Leading the way in uncertain times

More than 30 years have passed since the Faculty of Environment and Information Studies was founded in 1990. The Faculty has had the Internet as its infrastructure since its establishment, and this has been a driving force in the development and spread of Internet technology. But not even our forerunners could have imagined that, 30 years on, we would be living in an age where almost every person has a small computer (smartphone) to hand, and that information would instantly travel around the world via SNS.
COVID-19, which swept the world starting at the end of 2019, has drastically changed our everyday lives. The environment around us has undergone rapid changes in recent years, making predictions difficult and raising uncertainties for the future, thus bringing about a situation which has come to be referred to as VUCA (an acronym derived from the words volatility, uncertainty, complexity, and ambiguity). We are currently living in the age of VUCA. While global environmental problems such as drastic global warming and a decrease in biodiversity cast a dark shadow over our future, emerging technologies may enable us to do things we had never even imagined.

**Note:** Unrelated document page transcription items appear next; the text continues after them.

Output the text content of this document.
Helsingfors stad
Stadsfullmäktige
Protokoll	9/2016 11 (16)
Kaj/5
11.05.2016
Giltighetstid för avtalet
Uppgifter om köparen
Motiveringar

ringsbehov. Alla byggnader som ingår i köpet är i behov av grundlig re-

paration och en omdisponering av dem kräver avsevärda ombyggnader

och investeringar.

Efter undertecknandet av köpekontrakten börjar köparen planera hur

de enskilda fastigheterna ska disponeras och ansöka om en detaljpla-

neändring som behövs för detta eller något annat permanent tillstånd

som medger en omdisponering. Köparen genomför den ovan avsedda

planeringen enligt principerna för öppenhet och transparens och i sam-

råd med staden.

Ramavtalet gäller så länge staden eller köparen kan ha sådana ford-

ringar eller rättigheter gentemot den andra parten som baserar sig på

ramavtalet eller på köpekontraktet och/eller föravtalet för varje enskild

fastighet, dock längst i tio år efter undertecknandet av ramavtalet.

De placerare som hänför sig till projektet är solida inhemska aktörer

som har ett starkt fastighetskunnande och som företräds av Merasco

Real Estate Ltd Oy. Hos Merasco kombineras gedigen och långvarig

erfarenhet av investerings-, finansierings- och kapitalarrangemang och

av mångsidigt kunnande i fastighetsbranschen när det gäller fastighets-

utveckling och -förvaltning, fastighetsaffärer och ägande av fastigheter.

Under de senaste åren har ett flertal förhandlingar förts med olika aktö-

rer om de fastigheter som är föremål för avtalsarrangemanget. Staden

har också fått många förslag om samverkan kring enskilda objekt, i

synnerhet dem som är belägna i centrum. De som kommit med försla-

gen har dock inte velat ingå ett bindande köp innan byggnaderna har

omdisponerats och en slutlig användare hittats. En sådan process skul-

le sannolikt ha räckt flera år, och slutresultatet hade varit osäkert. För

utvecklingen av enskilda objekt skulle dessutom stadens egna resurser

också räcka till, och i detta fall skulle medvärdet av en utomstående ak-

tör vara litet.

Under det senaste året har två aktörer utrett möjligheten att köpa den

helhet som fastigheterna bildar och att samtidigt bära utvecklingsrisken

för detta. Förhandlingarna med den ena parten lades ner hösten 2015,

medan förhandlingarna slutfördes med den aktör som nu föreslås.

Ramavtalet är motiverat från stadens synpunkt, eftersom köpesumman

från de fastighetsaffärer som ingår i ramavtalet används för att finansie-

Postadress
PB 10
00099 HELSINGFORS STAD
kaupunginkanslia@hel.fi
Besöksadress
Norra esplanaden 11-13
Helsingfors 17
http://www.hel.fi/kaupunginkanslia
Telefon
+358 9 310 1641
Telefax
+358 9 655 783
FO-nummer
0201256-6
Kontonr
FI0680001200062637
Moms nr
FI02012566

Studying across disciplines to develop the ability to respond to change

Throughout the Earth’s long history, numerous organisms have been affected by unimaginable environmental changes. It would be truer to say that the species that have survived and their descendants are those which have been able to flexibly adapt to changes in the environment, rather than those which have overcome the competition as expressed by the phrase “the law of the jungle.” I believe that what we learn at the Faculty of Environment and Information Studies is the ability to adapt to such changes. Our concept of Environment and Information Studies is not limited to the words “environment” and “information,” but is an interdisciplinary academic field consisting of five disciplines: design engineering and media art, advanced biosciences, human environment, environmental design, and novel computing and communication systems. The Faculty of Environment and Information Studies will produce leaders who can survive and create the future in an age when that future is unpredictable.